Алексей Петрович пожал плечами и почувствовал, что ему стало скучно. Да и Толстой поглядывал по сторонам с таким видом, точно искал, в какую сторону ему податься, чтобы не тащить за собой своего случайного собутыльника.
— Не желаете ли еще выпить? — спросил Толстой равнодушно, будто заранее знал, что Алексей Петрович ответит ему отказом.
— А-аа, нет-нет, спасибо, — поспешил тот подтвердить это знание. — Пожалуй, поздновато уже. А завтра на службу…
— Вы все еще в газете?
— Д-да, хочу дотянуть этот год… А там уж на вольные хлеба…
— Да бросьте вы свою газету к чертовой бабушке! — неожиданно сердито воскликнул Толстой, точно Алексей Петрович сказал ему какую-то несусветную глупость. — Бросьте так, как бросают курить. Или пить. То есть немедленно, а не с понедельника, как принято у некоторых господ-товарищей. Имейте в виду, что газета убивает писателя, низводит его до констататора фактов и событий, лишает фантазии и простора. Бросайте завтра же и не ждите нового года. А еще лучше — уезжайте из Москвы в какие-нибудь Вяземы, Кимры… — Приподнял шляпу, чуть кивнул головой: — Всего доброго. — Повернулся и пошел, прямой и величественный.

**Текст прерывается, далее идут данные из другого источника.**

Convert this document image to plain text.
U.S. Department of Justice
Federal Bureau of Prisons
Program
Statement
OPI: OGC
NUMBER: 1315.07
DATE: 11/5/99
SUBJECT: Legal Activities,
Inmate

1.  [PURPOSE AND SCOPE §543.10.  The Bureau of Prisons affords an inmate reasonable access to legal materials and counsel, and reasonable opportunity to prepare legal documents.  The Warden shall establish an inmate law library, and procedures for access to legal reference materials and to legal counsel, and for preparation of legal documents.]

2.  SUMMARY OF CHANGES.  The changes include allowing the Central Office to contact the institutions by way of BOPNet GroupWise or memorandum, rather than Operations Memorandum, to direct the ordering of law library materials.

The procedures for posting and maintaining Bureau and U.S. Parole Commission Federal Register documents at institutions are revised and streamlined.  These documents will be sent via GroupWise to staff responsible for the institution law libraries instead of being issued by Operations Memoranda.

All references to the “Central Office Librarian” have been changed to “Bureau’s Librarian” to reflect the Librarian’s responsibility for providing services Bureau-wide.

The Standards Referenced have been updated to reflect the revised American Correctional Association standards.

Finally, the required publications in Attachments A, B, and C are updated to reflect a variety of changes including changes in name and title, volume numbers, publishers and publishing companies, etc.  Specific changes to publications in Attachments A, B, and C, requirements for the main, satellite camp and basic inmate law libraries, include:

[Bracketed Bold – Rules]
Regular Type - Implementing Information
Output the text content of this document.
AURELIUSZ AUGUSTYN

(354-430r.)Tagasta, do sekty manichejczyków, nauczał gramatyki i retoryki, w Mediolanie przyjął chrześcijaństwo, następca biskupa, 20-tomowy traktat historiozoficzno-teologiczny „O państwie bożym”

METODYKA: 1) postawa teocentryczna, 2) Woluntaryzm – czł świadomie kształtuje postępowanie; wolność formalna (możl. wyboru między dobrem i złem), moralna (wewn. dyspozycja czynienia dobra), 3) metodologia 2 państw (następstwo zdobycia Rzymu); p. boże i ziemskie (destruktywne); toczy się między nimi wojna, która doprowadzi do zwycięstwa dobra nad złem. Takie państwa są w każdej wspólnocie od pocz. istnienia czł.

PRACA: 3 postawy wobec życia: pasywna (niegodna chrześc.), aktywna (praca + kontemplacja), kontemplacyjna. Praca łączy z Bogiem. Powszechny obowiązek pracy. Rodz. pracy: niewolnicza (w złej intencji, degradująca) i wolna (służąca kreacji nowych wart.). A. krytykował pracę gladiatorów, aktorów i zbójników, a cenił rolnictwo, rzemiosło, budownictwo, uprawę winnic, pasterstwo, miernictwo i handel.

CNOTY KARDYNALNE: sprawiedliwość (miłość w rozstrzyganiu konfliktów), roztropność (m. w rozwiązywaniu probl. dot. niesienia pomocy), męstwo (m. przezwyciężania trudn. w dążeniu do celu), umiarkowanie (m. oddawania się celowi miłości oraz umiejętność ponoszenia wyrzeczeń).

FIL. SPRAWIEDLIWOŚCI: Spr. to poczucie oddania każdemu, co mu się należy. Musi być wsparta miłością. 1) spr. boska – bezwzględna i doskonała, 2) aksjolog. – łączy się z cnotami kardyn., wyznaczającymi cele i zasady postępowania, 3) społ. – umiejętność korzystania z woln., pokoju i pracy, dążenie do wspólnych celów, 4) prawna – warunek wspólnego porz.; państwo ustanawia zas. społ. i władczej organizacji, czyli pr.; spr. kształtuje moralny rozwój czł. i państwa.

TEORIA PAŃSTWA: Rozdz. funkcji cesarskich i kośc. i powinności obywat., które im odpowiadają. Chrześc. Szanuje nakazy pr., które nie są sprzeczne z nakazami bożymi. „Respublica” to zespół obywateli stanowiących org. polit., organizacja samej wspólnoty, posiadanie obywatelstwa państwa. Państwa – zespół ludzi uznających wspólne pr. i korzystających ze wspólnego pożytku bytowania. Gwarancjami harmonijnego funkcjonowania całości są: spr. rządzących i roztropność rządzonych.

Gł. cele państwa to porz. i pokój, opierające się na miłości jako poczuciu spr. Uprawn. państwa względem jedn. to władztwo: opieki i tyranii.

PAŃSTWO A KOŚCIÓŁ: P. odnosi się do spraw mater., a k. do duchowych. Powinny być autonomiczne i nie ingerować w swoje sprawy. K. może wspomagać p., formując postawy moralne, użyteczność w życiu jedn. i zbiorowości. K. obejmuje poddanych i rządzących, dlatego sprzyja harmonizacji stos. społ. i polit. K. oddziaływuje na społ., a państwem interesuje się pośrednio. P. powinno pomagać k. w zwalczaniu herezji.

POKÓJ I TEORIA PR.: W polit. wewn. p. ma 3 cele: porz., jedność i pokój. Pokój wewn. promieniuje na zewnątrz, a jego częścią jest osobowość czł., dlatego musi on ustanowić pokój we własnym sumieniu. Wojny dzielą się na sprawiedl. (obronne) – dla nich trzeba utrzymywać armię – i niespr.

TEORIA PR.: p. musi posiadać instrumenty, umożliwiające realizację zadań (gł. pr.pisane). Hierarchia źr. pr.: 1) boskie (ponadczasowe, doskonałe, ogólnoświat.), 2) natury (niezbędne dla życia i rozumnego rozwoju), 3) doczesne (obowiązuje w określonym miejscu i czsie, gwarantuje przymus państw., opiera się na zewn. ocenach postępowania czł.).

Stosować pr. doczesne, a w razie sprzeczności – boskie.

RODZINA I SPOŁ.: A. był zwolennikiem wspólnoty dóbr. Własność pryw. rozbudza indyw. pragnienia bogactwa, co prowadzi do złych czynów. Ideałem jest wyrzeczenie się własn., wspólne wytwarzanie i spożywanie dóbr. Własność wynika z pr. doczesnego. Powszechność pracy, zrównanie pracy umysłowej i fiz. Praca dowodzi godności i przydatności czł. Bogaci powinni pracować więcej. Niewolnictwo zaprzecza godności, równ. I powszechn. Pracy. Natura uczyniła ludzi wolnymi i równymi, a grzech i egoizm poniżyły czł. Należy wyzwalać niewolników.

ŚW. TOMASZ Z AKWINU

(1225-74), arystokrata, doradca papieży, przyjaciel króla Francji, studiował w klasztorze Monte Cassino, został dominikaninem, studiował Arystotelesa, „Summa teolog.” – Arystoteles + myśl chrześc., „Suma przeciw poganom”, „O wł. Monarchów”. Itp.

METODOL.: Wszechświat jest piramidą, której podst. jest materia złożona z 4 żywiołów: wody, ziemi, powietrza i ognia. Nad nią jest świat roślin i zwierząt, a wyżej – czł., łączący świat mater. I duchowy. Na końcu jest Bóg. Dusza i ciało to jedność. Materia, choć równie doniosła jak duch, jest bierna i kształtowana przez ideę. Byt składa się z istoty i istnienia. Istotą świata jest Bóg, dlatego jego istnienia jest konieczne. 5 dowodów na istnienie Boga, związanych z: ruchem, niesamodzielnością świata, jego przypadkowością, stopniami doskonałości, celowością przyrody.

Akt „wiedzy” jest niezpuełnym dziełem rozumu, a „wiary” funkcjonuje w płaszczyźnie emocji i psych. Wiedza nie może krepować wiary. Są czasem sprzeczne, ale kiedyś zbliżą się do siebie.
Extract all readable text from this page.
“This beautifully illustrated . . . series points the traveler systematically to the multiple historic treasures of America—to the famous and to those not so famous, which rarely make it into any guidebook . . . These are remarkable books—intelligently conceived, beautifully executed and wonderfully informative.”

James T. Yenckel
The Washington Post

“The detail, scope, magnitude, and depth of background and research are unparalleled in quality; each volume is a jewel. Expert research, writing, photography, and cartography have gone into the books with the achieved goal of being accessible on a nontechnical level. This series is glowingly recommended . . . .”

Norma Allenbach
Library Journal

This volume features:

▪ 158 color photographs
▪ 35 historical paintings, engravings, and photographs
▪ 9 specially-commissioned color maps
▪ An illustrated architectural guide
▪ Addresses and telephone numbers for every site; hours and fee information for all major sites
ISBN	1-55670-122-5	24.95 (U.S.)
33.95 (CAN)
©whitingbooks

Алексей Петрович долго смотрел ему вслед, качал головой и недоумевал: когда, на какой фразе он вдруг стал неинтересен Толстому, а Толстой ему? И была ли такая фраза с их стороны произнесена, был ли некий повод для угасания интереса?
Так и не разрешив своего недоумения, он повернулся и пошел вверх по Тверскому бульвару в сторону дома, все убыстряя и убыстряя шаги, мысленно продолжая спорить и с Толстым, и с Горьким, и еще бог знает с кем.
«Конечно, стихия жизни страшно давит на поведение индивидуума, в том числе и на политика, но большевики в гражданскую войну доказали, что можно не только противостоять стихии, но и направлять ее в определенную сторону. Какими методами — другой вопрос. Но та же стихия, подчинившись силе, все-таки продолжает эту силу подтачивать и разрушать, потому что стихийное движение постоянно и неизменно, оно, это движение, и есть народная жизнь, а жизнь продолжается по каким-то своим исконным законам даже в неволе. Даже в армии, скованная дисциплиной, единообразием формы и поведения, стихия не выказывает себя лишь до тех пор, пока… пока… И вряд ли возможно стихию объяснить. А писателю так и вовсе этого делать не нужно. Он должен не объяснять, а описывать. Вот Лев Толстой пытался объяснить, но из этого у него ничего не получилось. Более того, когда Лев Толстой писателя, художника пытался соединить в себе с историком и философом, то выглядело это, по меньшей мере, жалко, — особенно на фоне его огромного таланта художника… — И тут же мысли Алексея Петровича перебросились на Алексея Толстого: — А Алексей-то Николаевич как был барином, так им и остался… И что-то в нашем разговоре было еще, — мучительно соображал Алексей Петрович, продолжая шагать по затихающим улицам. — Что-то такое недосказанное… Впрочем, хотел бы я увидеть человека, который мог бы сказать другому человеку все, что он думает в десяти словах. Тем более, когда мысли спутаны обстоятельствами, как ноги лошади на росистом лугу… И вообще: пошло оно всё к такой матери! И не нужно никого и ничего! То есть в том смысле, что писатель свои сомнения должен разрешать в полном одиночестве, с самим собой, а не тащить эти сомнения на суд первому встречному-поперечному. Даже если встречный-поперечный окажется твоим единомышленником и единочувственником. Более того, единомышленникам и единочувственникам просто не о чем говорить. Да и объединяются не эти люди, а те, у кого совпадают какие-то исключительно личные, эгоистические цели. А таких, как Алексей Толстой, Михаил Шолохов и Алексей Задонов тянут в этот союз, чтобы сказать: „Вот и эти тоже с нами, следовательно, мы правы“. Но подобное объединение от этого не становится союзом. Это, скорее, загон для писателей, но только не союз».